Dini Araştırmalar (Nov 2016)

Kültürün Öznesi ve Nesnesi Olarak Kadın: Kadın İlmihalleri Örneği

  • Rabiye ÇETİN

DOI
https://doi.org/10.15745/da.267182
Journal volume & issue
Vol. 19, no. 49
pp. 9 – 35

Abstract

Read online

İlmihaller, ilahî kaynaklı dini, anlama ve yaşanabilir kılma çabasının ürünüdür. Dolayısıyla, söz konusu eserlerin içeriğini, insanların günlük yaşamlarındaki davranışlarına ilişkin dini hükümler/fetvalar oluşturmaktadır. Fetva, bir davranışın zamana, mekâna, şartlara bağlı olarak dini hükmünü açıklama amacıyla gerçekleştirilen bilimsel çabanın ürünüdür. Anlama, yorumlama faaliyetinin sonucu olan fetva, insanîdir ve bağlayıcı değildir. Her ne kadar fetva bu şekilde tanımlansa da; halk arasında, fetvaları içeren ilmihaller inanç, ibadet ve ahlak alanına ilişkin uygulamaların hükmünün öğrenileceği temel kaynak olarak kabul edilmektedir.
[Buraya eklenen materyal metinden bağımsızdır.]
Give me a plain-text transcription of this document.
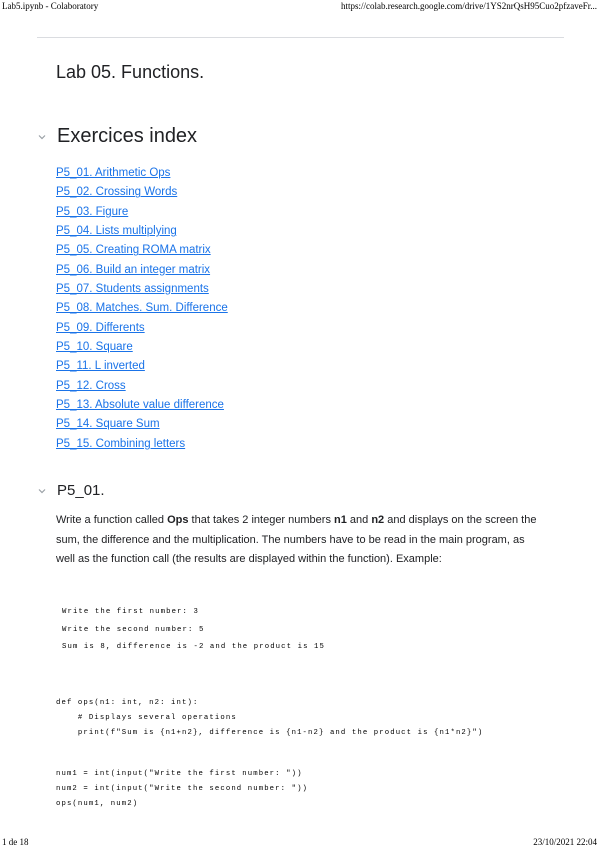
Lab5.ipynb - Colaboratory	https://colab.research.google.com/drive/1YS2nrQsH95Cuo2pfzaveFr...
Lab 05. Functions.
Exercices index
P5_01. Arithmetic Ops
P5_02. Crossing Words
P5_03. Figure
P5_04. Lists multiplying
P5_05. Creating ROMA matrix
P5_06. Build an integer matrix
P5_07. Students assignments
P5_08. Matches. Sum. Difference
P5_09. Differents
P5_10. Square
P5_11. L inverted
P5_12. Cross
P5_13. Absolute value difference
P5_14. Square Sum
P5_15. Combining letters
P5_01.
Write a function called Ops that takes 2 integer numbers n1 and n2 and displays on the screen the sum, the difference and the multiplication. The numbers have to be read in the main program, as well as the function call (the results are displayed within the function). Example:
Write the first number: 3
Write the second number: 5
Sum is 8, difference is -2 and the product is 15
def ops(n1: int, n2: int):
# Displays several operations
print(f"Sum is {n1+n2}, difference is {n1-n2} and the product is {n1*n2}")
num1 = int(input("Write the first number: "))
num2 = int(input("Write the second number: "))
ops(num1, num2)
1 de 18	23/10/2021 22:04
Bu kabul; zamana, mekâna, şartlara göre değişen ve kültür tarafından belirlenen insan zihninin ortaya koyduğu anlayışların, mutlak yargılara dönüşmesine neden olmuştur. Kültürün din üzerindeki etkisi anlayışlar yoluyla gerçekleşmektedir. Bu gerçekliğin en önemli örneklerinden birini kültürel dindarlığın kadın algısı oluşturmaktadır. Bu makale, din kültür ilişkisi çerçevesinde ilmihallerdeki kadın algısını ve bu algının muhtemel nedenlerini ele almayı amaçlamaktadır. Bu çerçevede, özel olarak kadınlar için yazılan, kadın ve aile ilmihallerinin ortaya koyduğu kadın algısı ele alınmaktadır. Ayrıca buna bağlı olarak oluşturulan dindarlık algısının kadın imgesi üzerindeki etkisi ve bu algının Kur’an’ın insan anlayışı ile ne derece uyumlu olduğu da irdelenmektedir. Bu etki ve algı, varlıksal ve sosyal düzlem olmak üzere iki başlık altında ele alınmaktadır. Varoluşsal düzlemde, kadının yaratılışı, özel halleri ve fitne olarak nitelendirilmesinin gerekçeleri ve buna bağlı olarak verilen hükümler; sosyal düzlemde ise, kadının bir birey olarak evlenmesi, boşanması, şahitliği gibi hak ve sorumluluklarını gerçekleştirmesine ilişkin olarak oluşturulan yargılar ele alınmaktadır. Söz konusu yargılar yoluyla kadının, insan olarak değil toplumsal cinsiyet rolleri üzerinden konumlandırılmakta olduğu tespit edilmiştir. Bu konumlandırmanın, kadını Allah'ın muhatabı olmaktan çıkararak, kültürel din anlayışının muhatabına nasıl dönüştürdüğü, örneklerle irdelenmektedir.